While inflation-adjusted defense spending has remained relatively flat, nondefense spending on entitlements and other social and economic programs, has expanded significantly. Human wants and needs are unlimited, and a government that tries to cater to every human want and need will inevitably become unbound.
Cato’s James A. Dorn traces this development to government trampling all over the Framers’ constitutional bounds. He writes:
When government oversteps the constitutional limits that protect persons and property in order to pursue what Hayek (1976) called the “mirage of social justice,” virtue is replaced by compulsion, democracy overrides limited government, and the spontaneous order of the market is impaired.
Modern U.S. liberals (so-called progressives) see the role of government to “do good” (with other people’s money) rather than to “do no harm.” Instead of asking whether the rules are just, they ask whether the outcomes are fair. This change from a focus on justice as protection of property to justice as the redistribution of property to satisfy special interests has undermined the Constitution as a charter of freedom. [emphasis added]
Legislative spending limits and balanced budget requirements are an important backstop to governments’ propensity to expand and amass unsustainable debt with perpetual deficit spending. Such top-down limits become especially important to rein in government attempts to meet an expanding set of priorities.

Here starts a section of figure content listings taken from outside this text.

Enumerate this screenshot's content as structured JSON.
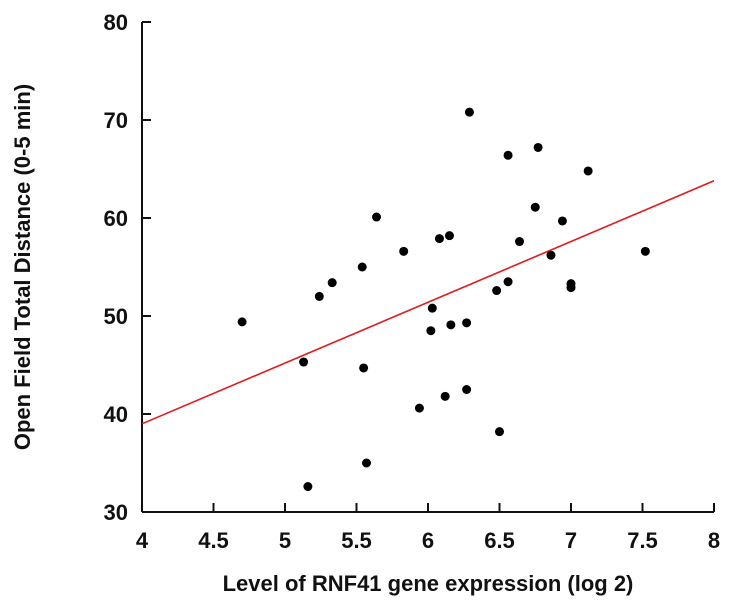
{
  "chart_data": {
    "type": "scatter",
    "title": "",
    "xlabel": "Level of RNF41 gene expression (log 2)",
    "ylabel": "Open Field Total Distance  (0-5 min)",
    "xlim": [
      4,
      8
    ],
    "ylim": [
      30,
      80
    ],
    "xticks": [
      "4",
      "4.5",
      "5",
      "5.5",
      "6",
      "6.5",
      "7",
      "7.5",
      "8"
    ],
    "yticks": [
      "30",
      "40",
      "50",
      "60",
      "70",
      "80"
    ],
    "grid": false,
    "colors": {
      "points": "#000000",
      "trend_line": "#e01b1b"
    },
    "points": [
      {
        "x": 4.7,
        "y": 49.4
      },
      {
        "x": 5.13,
        "y": 45.3
      },
      {
        "x": 5.16,
        "y": 32.6
      },
      {
        "x": 5.24,
        "y": 52.0
      },
      {
        "x": 5.33,
        "y": 53.4
      },
      {
        "x": 5.54,
        "y": 55.0
      },
      {
        "x": 5.55,
        "y": 44.7
      },
      {
        "x": 5.57,
        "y": 35.0
      },
      {
        "x": 5.64,
        "y": 60.1
      },
      {
        "x": 5.83,
        "y": 56.6
      },
      {
        "x": 5.94,
        "y": 40.6
      },
      {
        "x": 6.02,
        "y": 48.5
      },
      {
        "x": 6.03,
        "y": 50.8
      },
      {
        "x": 6.08,
        "y": 57.9
      },
      {
        "x": 6.12,
        "y": 41.8
      },
      {
        "x": 6.15,
        "y": 58.2
      },
      {
        "x": 6.16,
        "y": 49.1
      },
      {
        "x": 6.27,
        "y": 42.5
      },
      {
        "x": 6.27,
        "y": 49.3
      },
      {
        "x": 6.29,
        "y": 70.8
      },
      {
        "x": 6.48,
        "y": 52.6
      },
      {
        "x": 6.5,
        "y": 38.2
      },
      {
        "x": 6.56,
        "y": 53.5
      },
      {
        "x": 6.56,
        "y": 66.4
      },
      {
        "x": 6.64,
        "y": 57.6
      },
      {
        "x": 6.75,
        "y": 61.1
      },
      {
        "x": 6.77,
        "y": 67.2
      },
      {
        "x": 6.86,
        "y": 56.2
      },
      {
        "x": 6.94,
        "y": 59.7
      },
      {
        "x": 7.0,
        "y": 52.9
      },
      {
        "x": 7.0,
        "y": 53.3
      },
      {
        "x": 7.12,
        "y": 64.8
      },
      {
        "x": 7.52,
        "y": 56.6
      }
    ],
    "trend_line": {
      "x": [
        4,
        8
      ],
      "y": [
        39.0,
        63.8
      ]
    }
  }
}
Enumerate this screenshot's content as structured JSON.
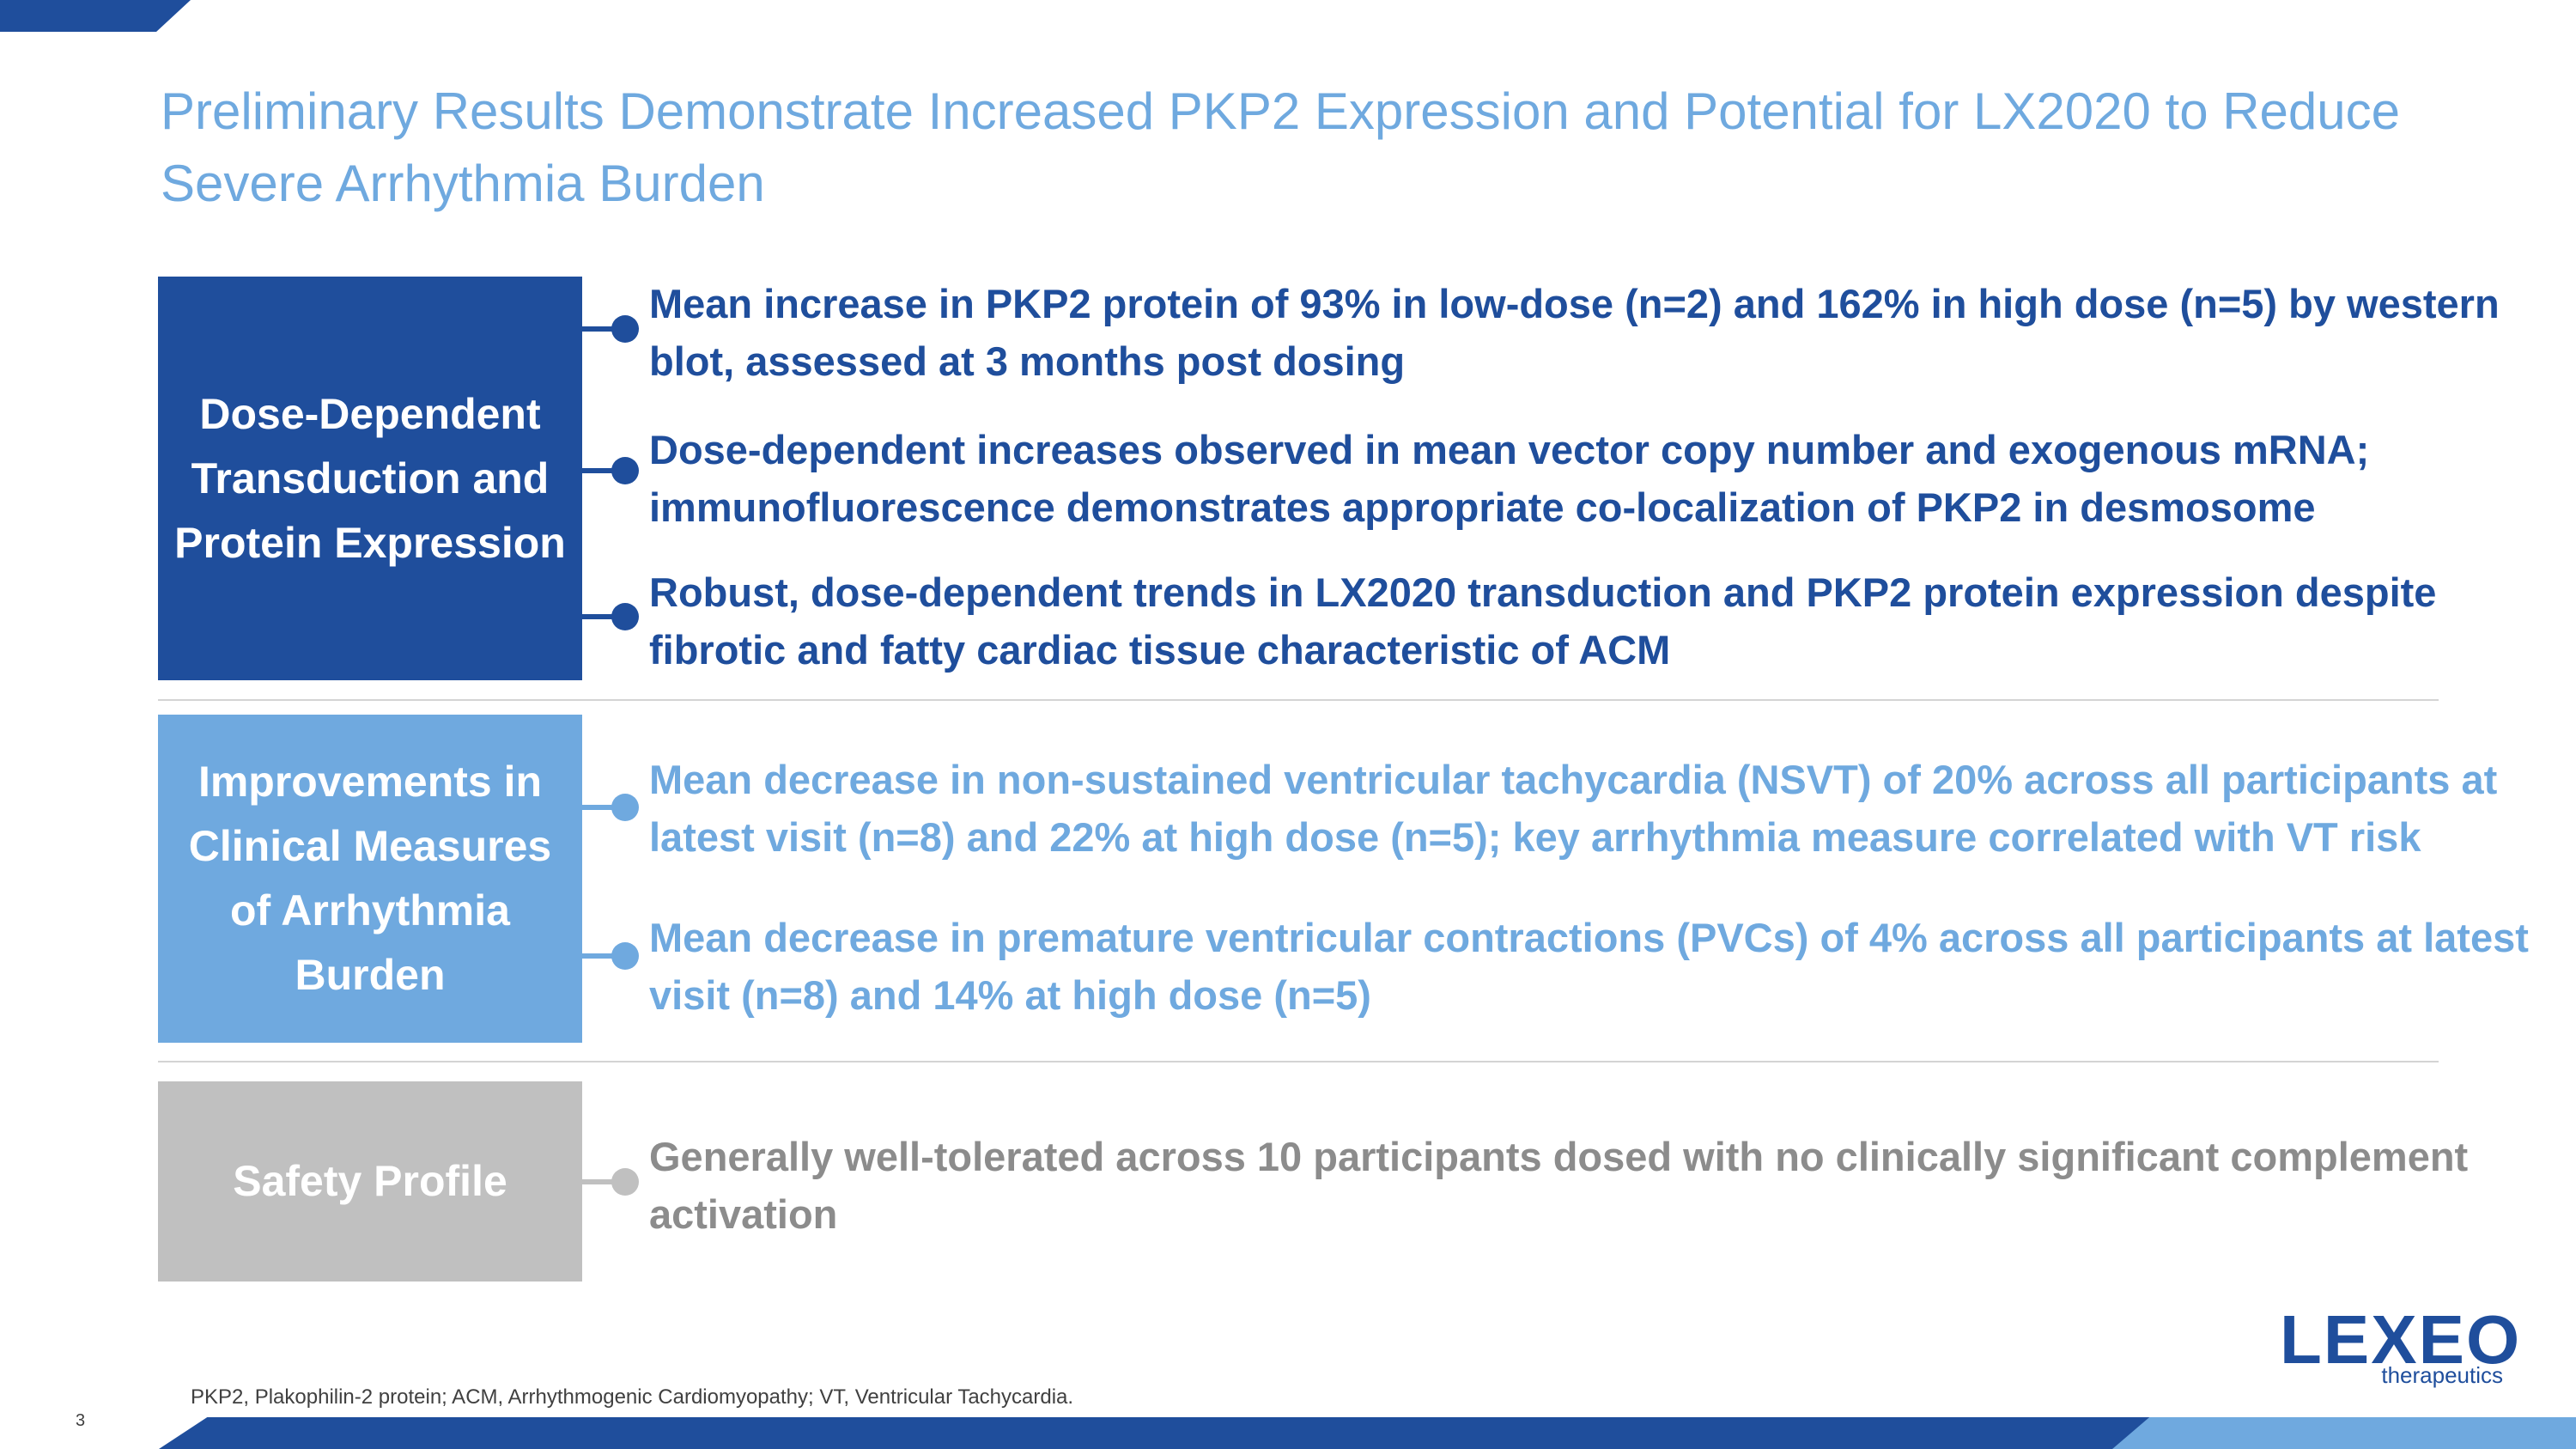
{
  "title": "Preliminary Results Demonstrate Increased PKP2 Expression and Potential for LX2020 to Reduce Severe Arrhythmia Burden",
  "sections": [
    {
      "label": "Dose-Dependent Transduction and Protein Expression",
      "bullets": [
        "Mean increase in PKP2 protein of 93% in low-dose (n=2) and 162% in high dose (n=5) by western blot, assessed at 3 months post dosing",
        "Dose-dependent increases observed in mean vector copy number and exogenous mRNA; immunofluorescence demonstrates appropriate co-localization of PKP2 in desmosome",
        "Robust, dose-dependent trends in LX2020 transduction and PKP2 protein expression despite fibrotic and fatty cardiac tissue characteristic of ACM"
      ]
    },
    {
      "label": "Improvements in Clinical Measures of Arrhythmia Burden",
      "bullets": [
        "Mean decrease in non-sustained ventricular tachycardia (NSVT) of 20% across all participants at latest visit (n=8) and 22% at high dose (n=5); key arrhythmia measure correlated with VT risk",
        "Mean decrease in premature ventricular contractions (PVCs) of 4% across all participants at latest visit (n=8) and 14% at high dose (n=5)"
      ]
    },
    {
      "label": "Safety Profile",
      "bullets": [
        "Generally well-tolerated across 10 participants dosed with no clinically significant complement activation"
      ]
    }
  ],
  "colors": {
    "dark_blue": "#1f4e9c",
    "light_blue": "#6fa9df",
    "gray": "#c0c0c0",
    "gray_text": "#8c8c8c"
  },
  "logo": {
    "word": "LEXEO",
    "sub": "therapeutics"
  },
  "footnote": "PKP2, Plakophilin-2 protein; ACM, Arrhythmogenic Cardiomyopathy; VT, Ventricular Tachycardia.",
  "page_number": "3"
}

Spending limits, when upheld, incentivize better prioritization. When funds are limited, lawmakers are more pressed to allocate scarce resources toward more essential uses. Funding constraints also provide cover to say no to parochial projects that states, local entities, or private sector groups could take on—without federal government involvement.
Well-designed balanced budget requirements paired with legislative spending limits encourage long-run fiscal sustainability. Other countries, that are much older than the U.S., have managed to adopt sustainable fiscal practices after first letting spending and debt get out of hand. Three examples: Germany, Sweden, and Switzerland. These nations adopted transparent, sustainable fiscal frameworks that rest on popular support and reflect a bipartisan commitment to control the growth in the debt. Their fiscal rules are based on debt and spending targets that adjust with the business cycle and allow for a responsible emergency response. These countries’ experiences can be a model for U.S. policy.
As the federal government has reached far beyond its proper constitutional domain, excessive spending, taxing, and regulating distorts economic activity in numerous ways, leading to less growth and reduced prosperity. Controlling the growth in government requires limiting size and scope. Fiscal rules that limit the size of government by halting expansions in spending and debt are especially essential as the scope of government expands.
The new Congress will be confronted with the U.S. debt limit sometime in 2023. Lawmakers should seize this action-forcing mechanism to adopt effective spending limits to control the growth in the U.S. federal budget. They should set the stage for Medicare and Social Security reform (the largest drivers of U.S. spending growth) as well as adopt a more effective mechanism to re-evaluate other social and economic programs that are outside the proper scope of the federal government, such as a government reform BRAC (Base Closure and Realignment Commission (BRAC). I’ll explore these concepts in greater depth in future posts.